Così il disco si è andato arricchendo di piccoli cameo importanti: Miori, oltre ad aver fatto parte per breve tempo, in anni pionieristici, della mitica Statale 17, ha suonato con artisti internazionali del calibro di Lee Konitz. La cosa ha preso mano e Miori ha finito per suonare anche in altri brani del disco dei Gobbo, sia col sax che col flauto traverso. Un altro importante bolzanino che appare nel disco è Diego Ruvidotti, storico componente della Stanza, che ora lavora a Milano e che ha prestato al progetto la sua tromba.

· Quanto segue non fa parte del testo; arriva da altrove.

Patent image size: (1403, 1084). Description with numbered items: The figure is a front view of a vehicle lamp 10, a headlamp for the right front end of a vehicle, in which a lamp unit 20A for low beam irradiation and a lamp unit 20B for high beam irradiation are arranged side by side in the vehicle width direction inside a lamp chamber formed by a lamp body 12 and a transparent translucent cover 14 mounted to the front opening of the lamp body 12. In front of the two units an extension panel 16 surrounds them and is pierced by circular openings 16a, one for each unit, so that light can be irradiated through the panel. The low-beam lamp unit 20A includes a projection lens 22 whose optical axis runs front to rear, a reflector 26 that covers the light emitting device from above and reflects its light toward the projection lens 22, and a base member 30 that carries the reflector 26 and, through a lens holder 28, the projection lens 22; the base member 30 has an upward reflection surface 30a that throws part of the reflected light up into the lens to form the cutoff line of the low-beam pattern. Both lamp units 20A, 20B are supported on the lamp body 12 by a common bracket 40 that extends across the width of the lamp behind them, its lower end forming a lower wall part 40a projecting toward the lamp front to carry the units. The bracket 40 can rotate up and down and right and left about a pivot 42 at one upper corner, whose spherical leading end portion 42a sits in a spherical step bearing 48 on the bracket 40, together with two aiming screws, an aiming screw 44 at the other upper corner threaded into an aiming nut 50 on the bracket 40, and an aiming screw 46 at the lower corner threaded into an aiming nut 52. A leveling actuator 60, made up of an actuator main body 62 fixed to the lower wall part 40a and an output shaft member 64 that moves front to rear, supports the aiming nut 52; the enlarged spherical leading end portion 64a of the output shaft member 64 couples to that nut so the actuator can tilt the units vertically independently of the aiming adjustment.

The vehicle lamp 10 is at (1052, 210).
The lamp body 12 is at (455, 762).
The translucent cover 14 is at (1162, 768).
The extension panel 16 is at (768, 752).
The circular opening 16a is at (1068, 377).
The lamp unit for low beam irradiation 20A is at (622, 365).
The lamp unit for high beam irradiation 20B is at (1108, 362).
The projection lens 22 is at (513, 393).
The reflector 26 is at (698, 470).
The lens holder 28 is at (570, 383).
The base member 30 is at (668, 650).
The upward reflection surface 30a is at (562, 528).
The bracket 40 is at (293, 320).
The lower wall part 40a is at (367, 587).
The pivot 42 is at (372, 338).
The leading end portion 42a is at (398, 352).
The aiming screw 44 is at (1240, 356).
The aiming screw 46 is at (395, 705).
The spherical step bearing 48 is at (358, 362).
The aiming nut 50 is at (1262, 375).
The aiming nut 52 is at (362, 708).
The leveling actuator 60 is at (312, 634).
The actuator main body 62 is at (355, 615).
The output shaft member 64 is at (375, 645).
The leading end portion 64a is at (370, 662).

“Il disco è andato avanti pian piano – è sempre Ricky a parlare – rispettando i tempi e gli impegni di ciascuno, ci è voluto un anno per finire tutto, anche perché siamo tutti e tre un po’ schizzinosi e perfettini, certi brani li abbiamo ripresi in mano sei o sette volte in fase di missaggio… Tira un po’ più su questo, tira giù quello, per essere d’accordo tutti e tre. Non è tutto perfetto, qualche sbavatura c’è, ma era un peccato rinunciare a dei contributi esterni suonati dal vivo, come quelli del batterista trentino Alessandro Motta, e quindi abbiamo deciso di tenercele queste piccole imperfezioni. In fin dei conti volevamo che suonasse come un disco umano e non come una cosa artefatta”.
Il risultato ha varie sfaccettature, alcune più ardite, altre più facilmente assimilabili, come quando Ricky ripercorre – con gli adeguati aggiornamenti – le orme già battute negli anni ottanta, con atmosfere talvolta psichedeliche e spaziali, tal altra fortemente dance, tanto che il disco, in uscita in formato digitale il 18 febbraio (ma entro l’estate è atteso il CD fisico) col titolo di The Flame Is Burning, sulla piattaforma Juno Download è stato inserito nella categoria Experimental/Electronic.
E come ulteriore chicca, diremo che per la grafica di copertina del prodotto, il trio si è affidato a Damir Jellici, un altro bolzanino, ora di stanza a Verona e grafico professionista, che negli anni ottanta ha militato negli eclettici Gegia Miranda.